As the father and coach of two ballplaying preteens, I emphasize respect for the opposition as emphatically as I do proper mechanics. Just yesterday, one of my son’s teammates, a 7-year-old, pitched his first-ever inning in Little League, and struck out the side. When he returned to the dugout, however, the first thing he heard from his father, another coach on the team, was about his habit of repeatedly pumping his fist after throwing strikes.

Argue with the approach if you’d like, but not with the underlying message that respect on a ballfield is paramount.

In the big leagues, of course, players have spent the last decade separating actions like bat flips and fist pumps from the concept of respect. It’s all about me, Ortiz and players like him insist, not about him or them. They’re not showing anybody up, they say, so much as celebrating their own actions.

That credo, however, leaves plenty of wiggle room for respect. The moment that bat-flipping became accepted major league practice was the moment that it could no longer be seen as disrespectful.

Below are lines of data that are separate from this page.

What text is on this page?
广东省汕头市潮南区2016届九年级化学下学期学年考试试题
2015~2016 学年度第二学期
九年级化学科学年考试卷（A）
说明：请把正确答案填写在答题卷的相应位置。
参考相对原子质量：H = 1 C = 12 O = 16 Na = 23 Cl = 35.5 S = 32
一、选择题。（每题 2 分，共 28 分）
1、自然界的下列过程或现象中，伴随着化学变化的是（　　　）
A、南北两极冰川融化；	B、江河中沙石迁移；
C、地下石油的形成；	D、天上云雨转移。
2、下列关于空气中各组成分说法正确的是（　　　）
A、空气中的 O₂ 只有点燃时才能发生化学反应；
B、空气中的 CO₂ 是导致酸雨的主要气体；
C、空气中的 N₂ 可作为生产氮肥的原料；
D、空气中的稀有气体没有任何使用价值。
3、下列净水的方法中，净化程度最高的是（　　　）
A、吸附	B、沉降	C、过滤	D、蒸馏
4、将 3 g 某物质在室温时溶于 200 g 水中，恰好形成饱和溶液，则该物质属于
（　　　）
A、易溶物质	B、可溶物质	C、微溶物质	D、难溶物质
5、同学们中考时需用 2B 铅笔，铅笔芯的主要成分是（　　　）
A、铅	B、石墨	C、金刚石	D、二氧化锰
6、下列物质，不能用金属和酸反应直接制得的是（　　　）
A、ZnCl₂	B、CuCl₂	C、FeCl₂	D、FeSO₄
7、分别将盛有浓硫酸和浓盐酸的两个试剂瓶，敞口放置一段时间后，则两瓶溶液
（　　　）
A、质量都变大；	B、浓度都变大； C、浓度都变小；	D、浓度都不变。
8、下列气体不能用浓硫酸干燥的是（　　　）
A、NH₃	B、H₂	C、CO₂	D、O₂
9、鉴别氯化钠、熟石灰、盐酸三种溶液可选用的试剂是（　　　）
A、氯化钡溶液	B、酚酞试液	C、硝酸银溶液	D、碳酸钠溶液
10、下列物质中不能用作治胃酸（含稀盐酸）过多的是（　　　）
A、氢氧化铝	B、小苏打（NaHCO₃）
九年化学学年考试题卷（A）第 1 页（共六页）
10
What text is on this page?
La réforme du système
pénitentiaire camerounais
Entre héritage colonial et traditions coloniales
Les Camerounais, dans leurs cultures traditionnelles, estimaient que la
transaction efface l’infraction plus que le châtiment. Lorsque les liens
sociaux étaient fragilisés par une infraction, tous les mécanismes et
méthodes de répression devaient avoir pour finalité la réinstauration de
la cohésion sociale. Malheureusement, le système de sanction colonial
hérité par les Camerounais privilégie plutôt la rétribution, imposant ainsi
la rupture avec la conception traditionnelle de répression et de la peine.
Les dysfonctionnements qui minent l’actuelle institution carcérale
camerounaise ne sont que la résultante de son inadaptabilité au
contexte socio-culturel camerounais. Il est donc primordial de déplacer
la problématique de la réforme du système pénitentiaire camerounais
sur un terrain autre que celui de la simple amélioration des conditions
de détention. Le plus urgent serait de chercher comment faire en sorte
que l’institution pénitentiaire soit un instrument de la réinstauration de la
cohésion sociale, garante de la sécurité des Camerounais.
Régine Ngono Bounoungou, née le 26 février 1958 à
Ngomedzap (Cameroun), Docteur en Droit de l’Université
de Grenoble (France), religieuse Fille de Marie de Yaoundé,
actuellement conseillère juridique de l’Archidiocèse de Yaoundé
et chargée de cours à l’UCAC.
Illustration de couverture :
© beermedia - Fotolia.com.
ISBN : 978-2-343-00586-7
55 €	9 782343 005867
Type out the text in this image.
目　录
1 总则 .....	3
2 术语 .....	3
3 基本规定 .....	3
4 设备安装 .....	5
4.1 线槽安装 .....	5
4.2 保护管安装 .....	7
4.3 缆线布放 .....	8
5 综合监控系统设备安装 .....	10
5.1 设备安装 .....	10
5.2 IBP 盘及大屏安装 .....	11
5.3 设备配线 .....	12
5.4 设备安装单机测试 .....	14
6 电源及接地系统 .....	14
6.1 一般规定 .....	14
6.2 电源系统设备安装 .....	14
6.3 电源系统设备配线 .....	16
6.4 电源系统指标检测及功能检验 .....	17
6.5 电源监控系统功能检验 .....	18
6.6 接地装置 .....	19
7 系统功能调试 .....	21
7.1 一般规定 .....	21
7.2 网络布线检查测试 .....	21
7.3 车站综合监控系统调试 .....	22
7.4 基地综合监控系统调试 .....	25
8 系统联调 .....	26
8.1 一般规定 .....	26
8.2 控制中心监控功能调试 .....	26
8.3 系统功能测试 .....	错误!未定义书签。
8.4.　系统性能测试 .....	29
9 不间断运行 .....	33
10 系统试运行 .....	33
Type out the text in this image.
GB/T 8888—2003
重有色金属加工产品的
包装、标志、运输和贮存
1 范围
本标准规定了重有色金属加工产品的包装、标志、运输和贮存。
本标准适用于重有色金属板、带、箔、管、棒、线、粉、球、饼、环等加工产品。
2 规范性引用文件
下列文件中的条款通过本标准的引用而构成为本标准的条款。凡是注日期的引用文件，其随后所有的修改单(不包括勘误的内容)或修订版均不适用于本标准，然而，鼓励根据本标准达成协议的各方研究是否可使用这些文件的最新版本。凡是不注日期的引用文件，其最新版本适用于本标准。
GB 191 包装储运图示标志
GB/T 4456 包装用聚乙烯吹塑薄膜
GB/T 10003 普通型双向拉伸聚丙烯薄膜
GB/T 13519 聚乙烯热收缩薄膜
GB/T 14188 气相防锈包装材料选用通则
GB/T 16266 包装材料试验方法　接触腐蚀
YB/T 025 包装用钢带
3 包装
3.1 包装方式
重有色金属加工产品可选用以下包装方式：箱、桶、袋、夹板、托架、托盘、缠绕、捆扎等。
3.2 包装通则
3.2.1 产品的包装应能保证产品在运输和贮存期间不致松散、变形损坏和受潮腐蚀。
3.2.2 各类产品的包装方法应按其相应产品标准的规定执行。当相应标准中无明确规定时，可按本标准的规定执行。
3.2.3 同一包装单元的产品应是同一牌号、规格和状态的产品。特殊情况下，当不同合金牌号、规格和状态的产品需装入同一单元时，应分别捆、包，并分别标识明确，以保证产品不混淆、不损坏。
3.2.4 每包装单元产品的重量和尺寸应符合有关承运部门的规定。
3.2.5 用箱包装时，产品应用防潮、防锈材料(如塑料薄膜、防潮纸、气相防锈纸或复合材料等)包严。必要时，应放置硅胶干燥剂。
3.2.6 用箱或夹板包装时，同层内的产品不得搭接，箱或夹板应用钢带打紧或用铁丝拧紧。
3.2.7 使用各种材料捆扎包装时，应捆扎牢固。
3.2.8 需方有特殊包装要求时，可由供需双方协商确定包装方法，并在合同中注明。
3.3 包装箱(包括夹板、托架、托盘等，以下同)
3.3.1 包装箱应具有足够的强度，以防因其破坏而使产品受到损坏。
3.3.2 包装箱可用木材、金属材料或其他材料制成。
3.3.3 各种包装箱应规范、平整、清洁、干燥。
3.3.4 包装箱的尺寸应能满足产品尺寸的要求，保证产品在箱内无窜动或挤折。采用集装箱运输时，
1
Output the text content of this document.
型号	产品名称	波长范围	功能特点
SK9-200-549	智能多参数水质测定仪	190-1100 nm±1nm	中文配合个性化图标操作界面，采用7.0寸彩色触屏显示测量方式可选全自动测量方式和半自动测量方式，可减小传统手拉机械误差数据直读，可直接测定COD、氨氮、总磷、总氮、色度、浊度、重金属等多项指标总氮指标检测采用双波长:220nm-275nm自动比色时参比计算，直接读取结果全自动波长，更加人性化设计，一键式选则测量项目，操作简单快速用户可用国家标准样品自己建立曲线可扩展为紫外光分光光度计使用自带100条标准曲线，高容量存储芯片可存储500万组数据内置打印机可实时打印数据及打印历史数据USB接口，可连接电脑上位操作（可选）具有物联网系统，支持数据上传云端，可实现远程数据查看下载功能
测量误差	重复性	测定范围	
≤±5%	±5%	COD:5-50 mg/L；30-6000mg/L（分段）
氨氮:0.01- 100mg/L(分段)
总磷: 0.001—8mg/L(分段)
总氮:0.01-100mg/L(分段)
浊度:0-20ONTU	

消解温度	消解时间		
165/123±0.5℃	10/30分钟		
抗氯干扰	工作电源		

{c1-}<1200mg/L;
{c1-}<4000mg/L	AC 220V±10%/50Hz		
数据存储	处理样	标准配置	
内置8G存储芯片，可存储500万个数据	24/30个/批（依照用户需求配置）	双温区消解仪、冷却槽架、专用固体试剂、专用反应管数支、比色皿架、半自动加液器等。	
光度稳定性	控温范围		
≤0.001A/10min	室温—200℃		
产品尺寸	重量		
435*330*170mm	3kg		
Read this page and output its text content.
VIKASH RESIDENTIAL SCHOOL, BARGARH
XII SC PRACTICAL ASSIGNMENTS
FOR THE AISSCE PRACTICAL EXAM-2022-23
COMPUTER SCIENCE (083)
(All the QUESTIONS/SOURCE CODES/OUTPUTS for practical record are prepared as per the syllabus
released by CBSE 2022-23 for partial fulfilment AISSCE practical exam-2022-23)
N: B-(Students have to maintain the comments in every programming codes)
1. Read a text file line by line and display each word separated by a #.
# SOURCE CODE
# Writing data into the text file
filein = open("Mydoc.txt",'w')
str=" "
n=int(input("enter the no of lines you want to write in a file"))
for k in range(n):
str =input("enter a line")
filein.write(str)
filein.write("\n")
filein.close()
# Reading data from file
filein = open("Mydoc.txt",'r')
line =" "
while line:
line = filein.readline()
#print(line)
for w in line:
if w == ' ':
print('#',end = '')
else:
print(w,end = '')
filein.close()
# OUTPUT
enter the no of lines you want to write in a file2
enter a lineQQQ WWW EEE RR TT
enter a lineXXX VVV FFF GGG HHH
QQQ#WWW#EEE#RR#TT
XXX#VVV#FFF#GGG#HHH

With his sentiments in the Globe, however, Ortiz kicked the entire house of cards to the ground. I’ve come to accept that bat flipping and the like are now part of the professional sport. When they become not about a player’s own greatness, but the lack of same from the opposition, though, it’s a bridge too far. Perhaps this is not what Ortiz was intending to convey, but the phrase “I don’t have to respect nobody” seems pretty clear-cut.

He also said this:

“Whenever somebody criticizes a power hitter for what we do after we hit a home run, I consider that person someone who is not able to hit a homer ever in his life. Look at who criticizes the power hitters in the game and what we do. It’s either a pitcher or somebody that never played the game. Think about it. You don’t know that feeling. You don’t know what it takes to hit a homer off a guy who throws 95 miles per hour. You don’t know anything about it. And if you don’t know anything about it, [shut up]. [Shut up]. Seriously. If you don’t know anything about it, [shut up], because that is another level.”

While Ortiz’s “Respect my ass” proclamation is ridiculous, his if-you-didn’t-play-your-opinion-doesn’t-count clichĂ© is simply tired. Sportswriters spend more time considering the game than most players, and many die-hard fans spend even more time at it than the guys in the press box. Having never laced up spikes as a professional hardly invalidates their opinions.

Even more glaring was Ortiz’s claim that a vast number of his colleagues—pitchers—be similarly marginalized. If he really wanted to find a prominent position player who’s hit plenty of home runs and disagrees with much of what he says, he wouldn’t have to look far.

There was more.

“When a power hitter does a bat flip, you don’t hurt nobody. If I hit a homer, did a bat flip, threw it in the stands and break a couple of people’s heads, I understand. But that’s not what it is,” he added. “When you see a pitcher do a fist pump when they strike out any one of us, or jumping on the mound, I don’t see anybody talking about that. Nobody’s talking about that.”

 

Hmm.

Does Ortiz really think that pitchers acting like assholes do not get noticed?

Ultimately, he sounded less like somebody elucidating his right to self-expression, and more like somebody trying to bluster his way through an argument in which he does not fully believe. He’d have had me with the simple notion that he likes to celebrate after doing something good. The abundance of overt and misguided rationalization, however, has little benefit for anybody.

In Ortiz’s defense, at least one of his statements is incontrovertibly correct. “This ain’t no old school,” he said in closing. “This is what it is in today’s day. You pull yourself together and get people out, or you pull yourself together and you go home. That’s what it is.”

* Reggie Jackson is frequently cited—including by Ortiz during his diatribe—as the guy who all but invented the home run pimp. Actually, it was Harmon Killebrew, a guy who Jackson himself credits with breaking that particular ground. Similarly, for all the credit/infamy (depending on your point of view) given to Yasiel Puig for popularizing the bat flip, we should not lose sight of Ortiz’s importance in setting that particular standard.